The film was shot entirely on a soundstage in Michigan owned by production company Atlas Industries over the course of four weeks between September and October 2020; production took place in secret, with no announcements about cast or crew until filming had already wrapped. Owing to the ongoing COVID-19 pandemic, extra precautions had to be taken, including a minimal number of crewmembers.

== Reception ==

=== Critical response ===

Metacritic, which uses a weighted average, assigned the film a score of 48 out of 100, based on 11 critics, indicating "mixed or average" reviews.

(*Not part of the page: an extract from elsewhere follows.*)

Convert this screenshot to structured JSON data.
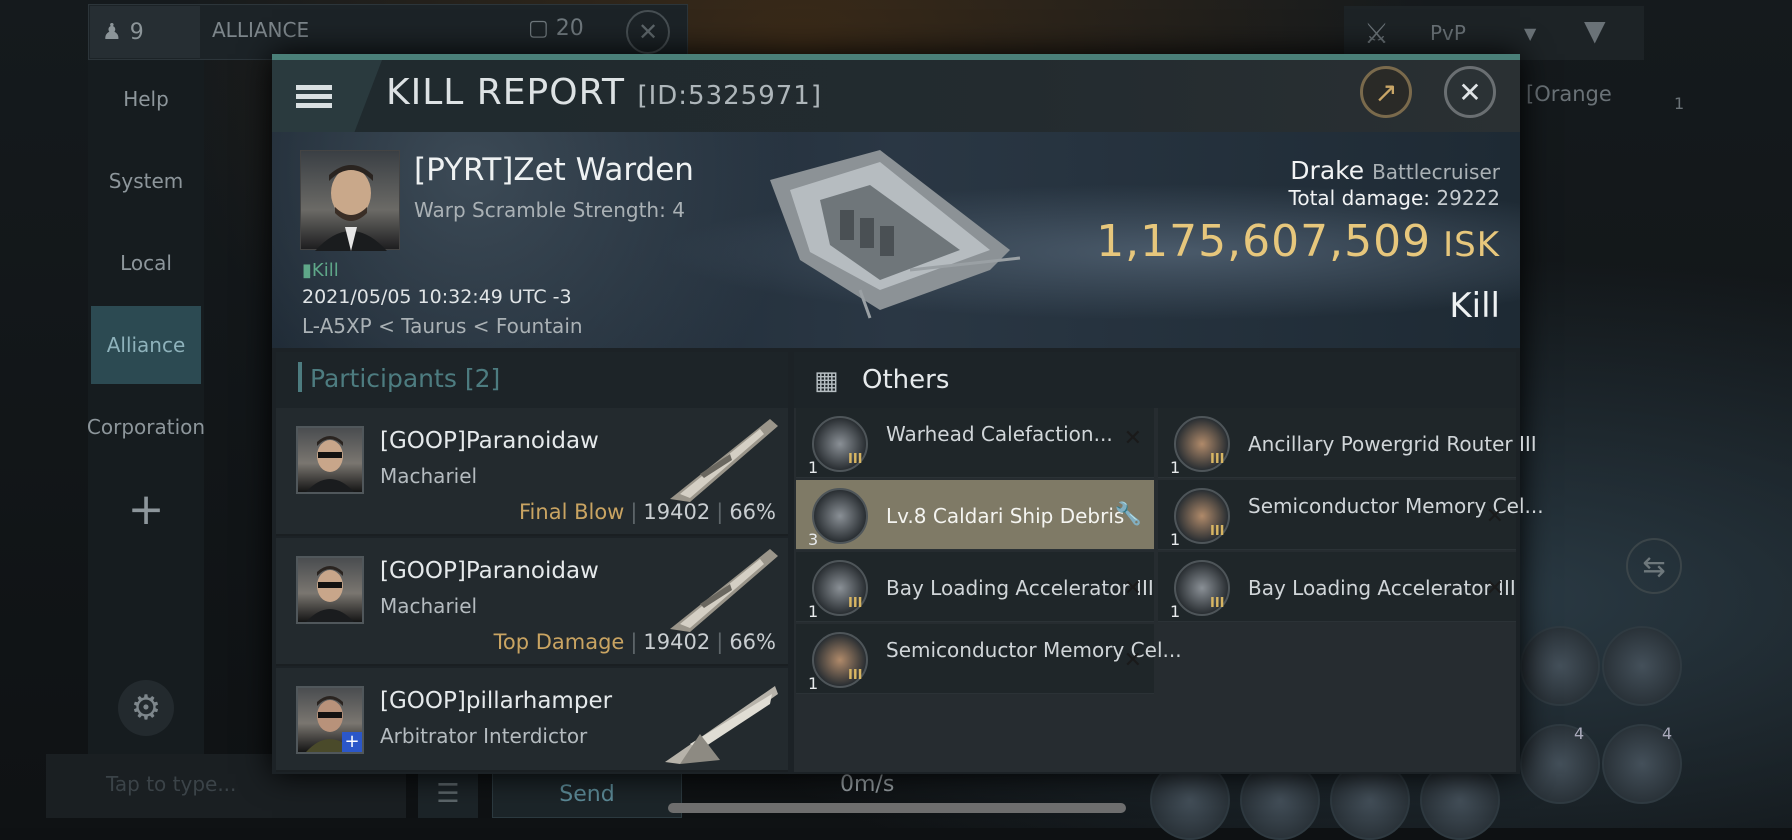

Meagan Navarro of Bloody Disgusting gave the film a score of 2.5/5, writing that it "asks its audience to use their imagination for much of the horrors that barrage its characters, as its story is told solely within the confines of a single room", but stated that it "isn't interested in offering any definitive answers, only suggesting mere possibilities." Jessica Kiang of Variety said that the film "fails to capture the actual psychological awfulness of being trapped to near your nearest and dearest, with no end in sight", and added: "When, late in the film, a phone's "Puttin' on the Ritz" ringtone sounds out, it's hard to escape the suspicion we've been Rickrolled."

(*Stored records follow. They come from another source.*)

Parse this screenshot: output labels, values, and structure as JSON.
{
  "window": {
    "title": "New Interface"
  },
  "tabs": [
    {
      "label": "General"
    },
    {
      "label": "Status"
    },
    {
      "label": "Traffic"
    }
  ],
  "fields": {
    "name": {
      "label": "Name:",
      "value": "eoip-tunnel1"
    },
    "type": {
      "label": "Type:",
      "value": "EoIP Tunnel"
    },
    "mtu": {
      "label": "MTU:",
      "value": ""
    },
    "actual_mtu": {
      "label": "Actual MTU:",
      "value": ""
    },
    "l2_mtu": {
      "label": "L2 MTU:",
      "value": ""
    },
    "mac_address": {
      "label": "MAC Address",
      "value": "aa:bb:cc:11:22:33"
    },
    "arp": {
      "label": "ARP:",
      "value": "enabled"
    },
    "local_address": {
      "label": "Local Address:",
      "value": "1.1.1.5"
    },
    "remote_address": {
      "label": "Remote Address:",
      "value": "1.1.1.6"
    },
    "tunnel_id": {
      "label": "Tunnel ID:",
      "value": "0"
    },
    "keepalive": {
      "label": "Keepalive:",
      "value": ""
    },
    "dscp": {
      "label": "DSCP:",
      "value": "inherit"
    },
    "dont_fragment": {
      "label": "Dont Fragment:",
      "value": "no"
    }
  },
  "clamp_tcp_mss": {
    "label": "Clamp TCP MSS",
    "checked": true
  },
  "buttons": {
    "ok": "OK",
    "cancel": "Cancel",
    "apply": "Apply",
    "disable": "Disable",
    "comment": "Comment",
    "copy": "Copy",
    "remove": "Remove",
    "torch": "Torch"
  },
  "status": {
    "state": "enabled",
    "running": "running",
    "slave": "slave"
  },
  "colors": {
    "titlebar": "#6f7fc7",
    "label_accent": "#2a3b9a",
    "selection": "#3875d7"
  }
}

Amidst the mixed reception, McCormick's performance was lauded, with some critics deeming it a highlight of the film. Weekly magazine Chicago Reader described the actress as "captivating", and IGN praised her take on the character, stating that she "brings wide eyes and a sulking snarl to teen daughter Melissa, whose internal drama is signaled by a goth wardrobe topped by a bubblegum pink wig."